Connor’s sense of responsibility to his community traces back to his experiences growing up as a young gay man in the United States. As a young child, Connor lived a privileged life, having the resources he needed to live a “normal life.” As Connor grew up, though, he felt different, and soon Connor’s difference became clear to others as members of his community began to treat him differently. Unlike so many others, however, Connor had a supportive family to help him overcome the barriers gay men must overcome in the United States.
Connor engages in his community because of the people that do not have the support network that he did growing up. In August 2013, he began volunteering at the Oasis Center for Students of Stonewall and Just Us, programs serving lesbian, gay, bisexual, and transgender (LGBT) students in Middle Tennessee. Connor is still an active volunteer at the Oasis Center, and in his time there has served as a mentor, has written program curriculum, and has advised camp administration.

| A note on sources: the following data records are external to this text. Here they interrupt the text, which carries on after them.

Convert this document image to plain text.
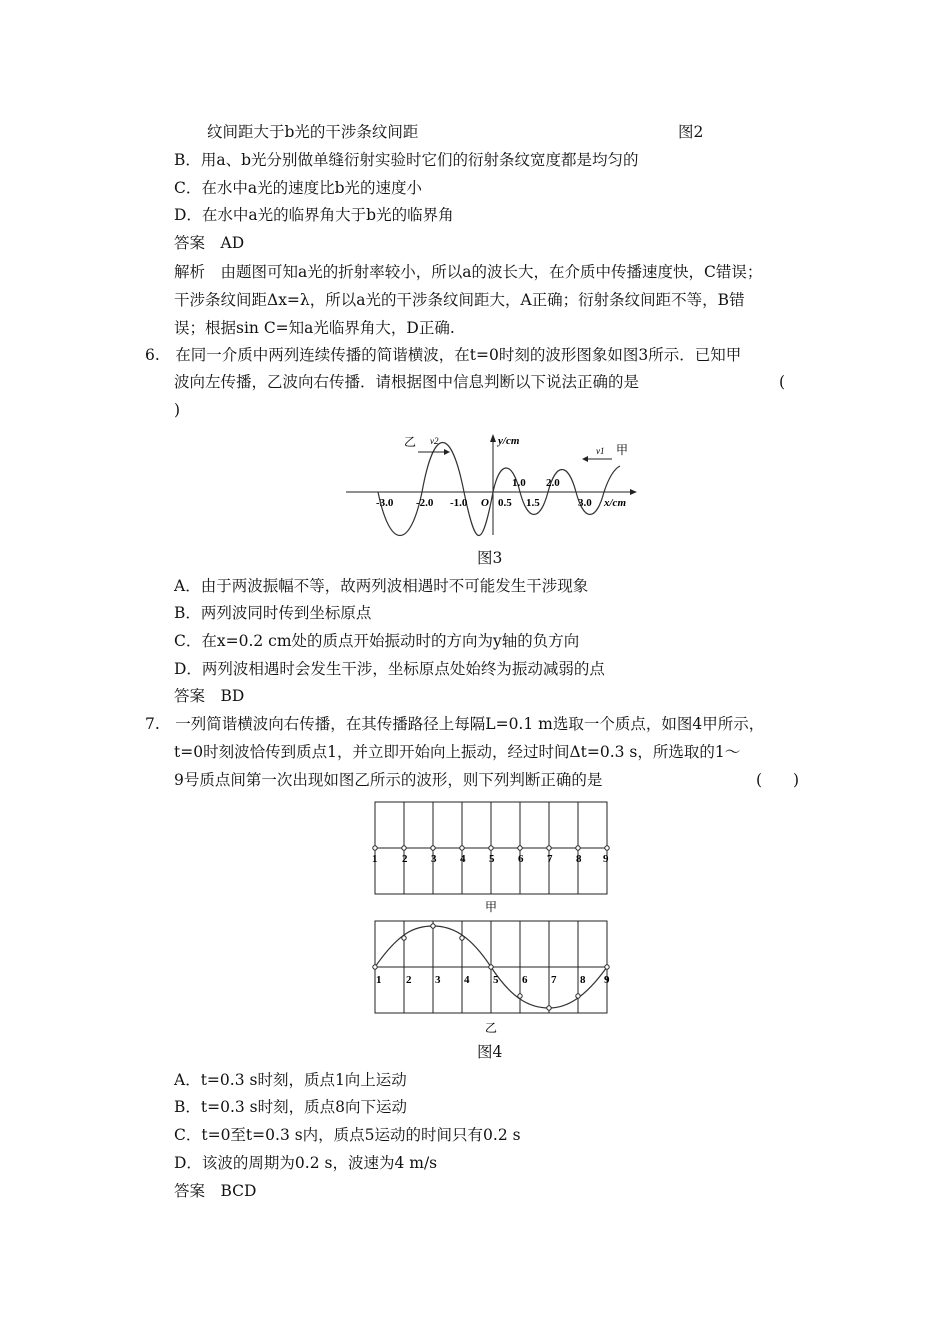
纹间距大于b光的干涉条纹间距	图2
B．用a、b光分别做单缝衍射实验时它们的衍射条纹宽度都是均匀的
C．在水中a光的速度比b光的速度小
D．在水中a光的临界角大于b光的临界角
答案　AD
解析　由题图可知a光的折射率较小，所以a的波长大，在介质中传播速度快，C错误；
干涉条纹间距Δx=λ，所以a光的干涉条纹间距大，A正确；衍射条纹间距不等，B错
误；根据sin C=知a光临界角大，D正确.
6.　在同一介质中两列连续传播的简谐横波，在t=0时刻的波形图象如图3所示．已知甲
波向左传播，乙波向右传播．请根据图中信息判断以下说法正确的是	(
)
乙 v2
v1 甲
y/cm
x/cm
O
-3.0 -2.0 -1.0	0.5 1.5	3.0
1.0 2.0
图3
A．由于两波振幅不等，故两列波相遇时不可能发生干涉现象
B．两列波同时传到坐标原点
C．在x=0.2 cm处的质点开始振动时的方向为y轴的负方向
D．两列波相遇时会发生干涉，坐标原点处始终为振动减弱的点
答案　BD
7.　一列简谐横波向右传播，在其传播路径上每隔L=0.1 m选取一个质点，如图4甲所示，
t=0时刻波恰传到质点1，并立即开始向上振动，经过时间Δt=0.3 s，所选取的1～
9号质点间第一次出现如图乙所示的波形，则下列判断正确的是	(　　)
1 2 3 4 5 6 7 8 9
甲
1 2 3 4 5 6 7 8 9
乙
图4
A．t=0.3 s时刻，质点1向上运动
B．t=0.3 s时刻，质点8向下运动
C．t=0至t=0.3 s内，质点5运动的时间只有0.2 s
D．该波的周期为0.2 s，波速为4 m/s
答案　BCD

At the same time, Connor’s volunteer interests began to change in Spring 2015. During his time at the Oasis Center and beyond, Connor saw LGBT young people with whom he worked interacting with the juvenile “justice” system at an alarming rate. Connor began to try to understand why, and, in Spring 2015, proposed a summer project to document the experiences of young people in the Tennessee prison system.
For Connor, it has been surreal to live through one of the most radical periods of change for gay men in the United States. For Connor, it is a privilege to see such a revolution as so many others, within the LGBT community and beyond, suffer. In his life, Connor hopes to create justice in partnership with those who are consistently denied justice. After graduation in May 2016, Connor hopes to attend law school and to become an advocate in the courtroom.